Biden indirectly targeted DeSantis during a speech earlier this month, saying, "Only two states, Florida and Texas, account for a third of all new Covid-19 cases in the entire country. We need everyone's leadership … I tell these governors, please help, but if you don't want to help, at least get out of the way. "

"Only two states, Florida and Texas, account for a third of all new Covid-19 cases in the whole country. We need the leadership of all of them … I tell these governors, please help, but if you don't go" around help at least get out of the way "- Biden

– Aaron Rupar (@atrupar) August 3, 2021

It was announced on Thursday that just a few days after Florida's school year, 440 students in Palm Beach County had been quarantined for exposure to Covid-19. And Friday morning brought reports of four Broward County teachers dying of Covid in a single day.

But DeSantis seems undeterred.

“It's in the air. It's aerosolized, ”he said on Thursday about the Delta variant. "So we just have to understand when this happens, these waves are something to just grapple with."

DeSantis spokeswoman Christina Pushaw, in an email to Vox, dismissed research linking mask mandates to reducing the spread of Covid-19, writing, "Governor DeSantis will continue to protect individual rights from unscientific mandates, promoted by exaggerated politicians who desperately want to give the appearance of "doing" something "even if it has no effect."

DeSantis doesn't seem big on self-reflection

What explains DeSantis' stubborn refusal to recognize the gravity of the surge in the Covid case in Florida and to stop working against public health best practices?
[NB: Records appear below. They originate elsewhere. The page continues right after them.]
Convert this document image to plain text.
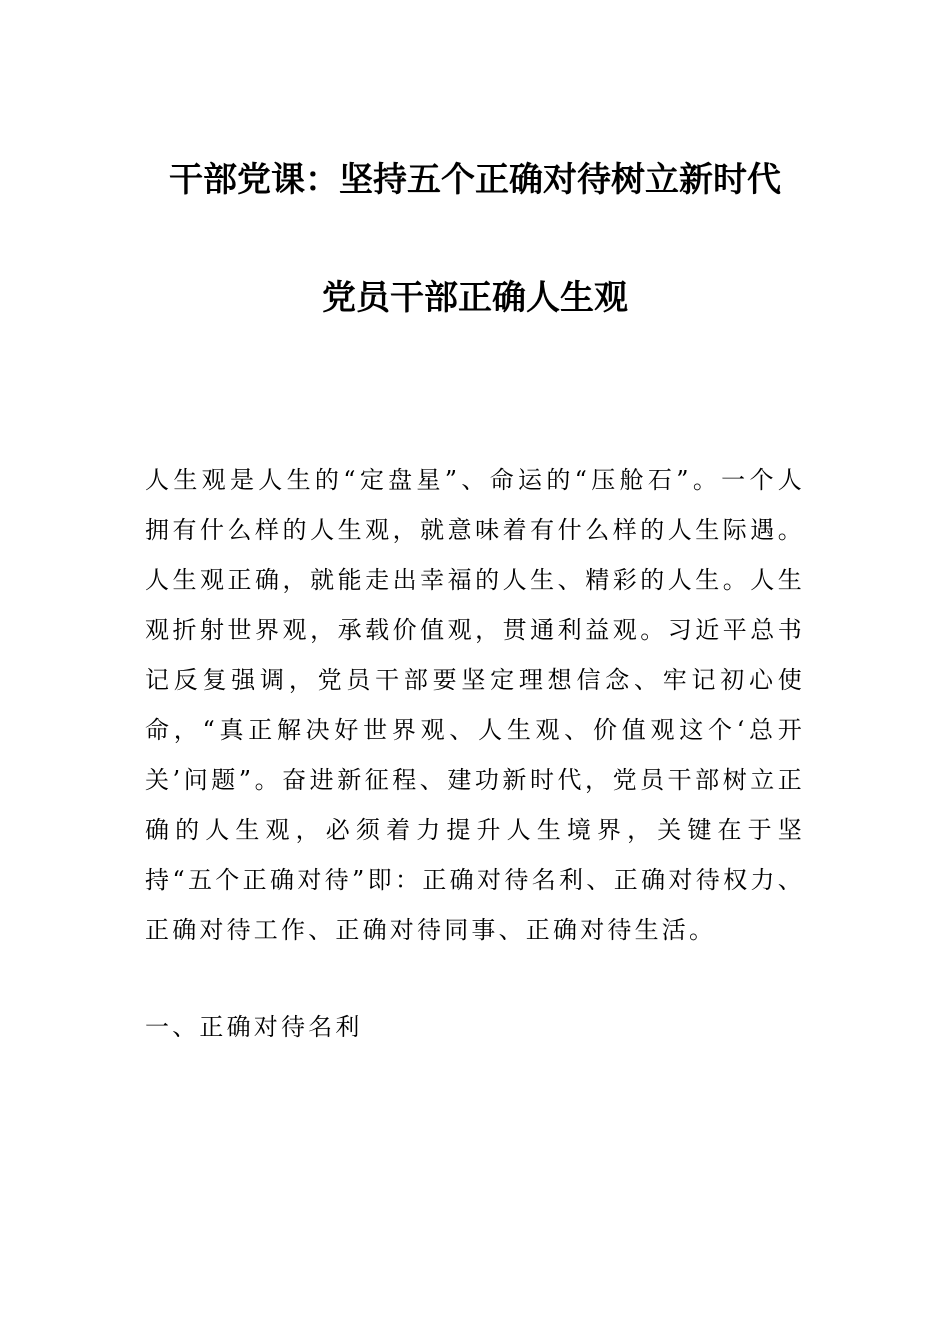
干部党课：坚持五个正确对待树立新时代
党员干部正确人生观

人生观是人生的“定盘星”、命运的“压舱石”。一个人拥有什么样的人生观，就意味着有什么样的人生际遇。人生观正确，就能走出幸福的人生、精彩的人生。人生观折射世界观，承载价值观，贯通利益观。习近平总书记反复强调，党员干部要坚定理想信念、牢记初心使命，“真正解决好世界观、人生观、价值观这个‘总开关’问题”。奋进新征程、建功新时代，党员干部树立正确的人生观，必须着力提升人生境界，关键在于坚持“五个正确对待”即：正确对待名利、正确对待权力、正确对待工作、正确对待同事、正确对待生活。

一、正确对待名利
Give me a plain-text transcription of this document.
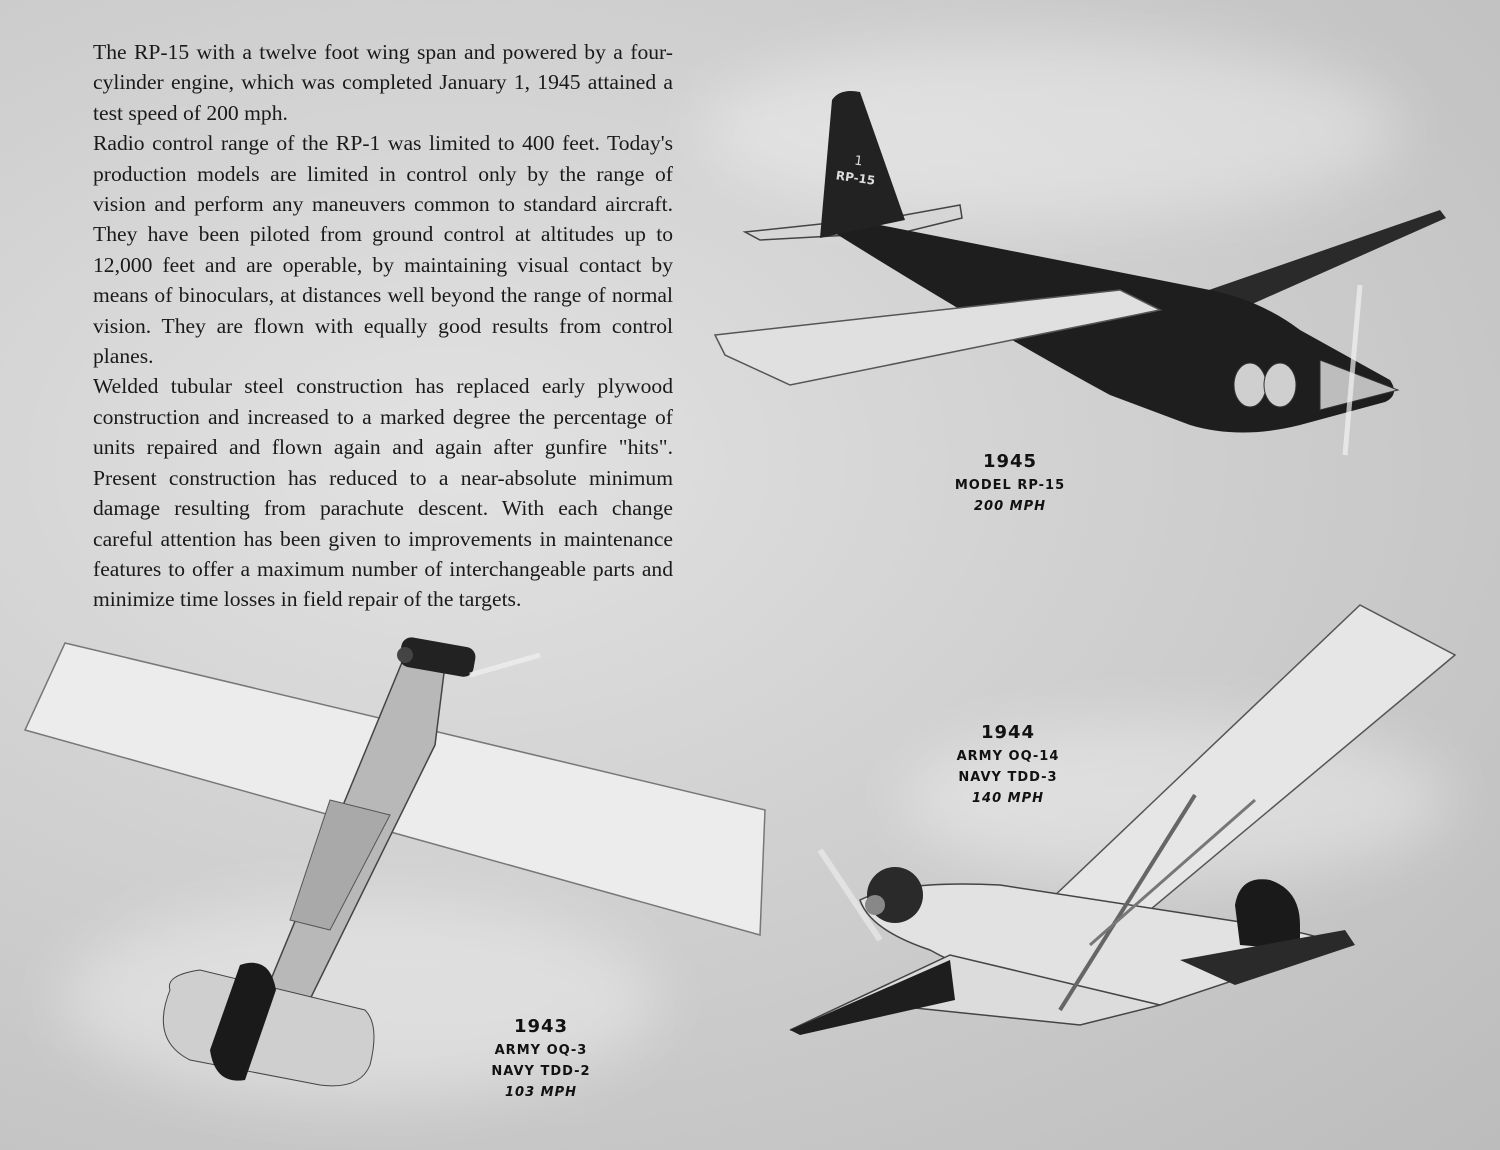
The RP-15 with a twelve foot wing span and powered by a four-cylinder engine, which was completed January 1, 1945 attained a test speed of 200 mph.

Radio control range of the RP-1 was limited to 400 feet. Today's production models are limited in control only by the range of vision and perform any maneuvers common to standard aircraft. They have been piloted from ground control at altitudes up to 12,000 feet and are operable, by maintaining visual contact by means of binoculars, at distances well beyond the range of normal vision. They are flown with equally good results from control planes.

Welded tubular steel construction has replaced early plywood construction and increased to a marked degree the percentage of units repaired and flown again and again after gunfire "hits". Present construction has reduced to a near-absolute minimum damage resulting from parachute descent. With each change careful attention has been given to improvements in maintenance features to offer a maximum number of interchangeable parts and minimize time losses in field repair of the targets.

1
RP-15
1945
MODEL RP-15
200 MPH
1944
ARMY OQ-14
NAVY TDD-3
140 MPH
1943
ARMY OQ-3
NAVY TDD-2
103 MPH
The answer to that question is up for debate, but one factor could be the belief that reversing course would undermine his brand as governor, who pinned it to the Libs by giving the Dr. Faucis wrinkled a nose at the world. This brand established DeSantis as the non-Trump frontrunner for the 2024 Republican presidential nomination.

After all, DeSantis was selling “Don't Fauci My Florida” merchandise on its website just last month.

Since Fauci has conducted local and national interviews skilfully criticizing DeSantis' policies, DeSantis has continued to downplay the surge, saying last week that "this is our COVID season". Meanwhile, hospitals across the state are reporting "unprecedented" waiting times for beds.

Pointing to the fact that Covid-19 hospital admissions have declined in the Jacksonville area this week, Press Secretary Pushaw wrote to Vox, “COVID cases in areas of the state hit earliest in this wave, such as Jacksonville , have already started their decline as predicted – with no government agency mandating non-pharmaceutical interventions. "

"Governor DeSantis continues to support vaccination against Covid-19 and promote monoclonal antibody treatment for anyone who tests positive and is at risk of serious illness from Covid-19," she continued.

It is possible for Floridians to adjust their behavior and / or get vaccinated if the news gets worse, if they haven't already, causing new cases to trend back down. But even in this scenario, the fact remains that, by working steadfastly with public health experts, DeSantis has made Florida's Covid-19 problem worse than it had to be.

Update, August 13, 4:40 p.m .: Updated to include commentary from DeSantis' office and the Florida Department of Health.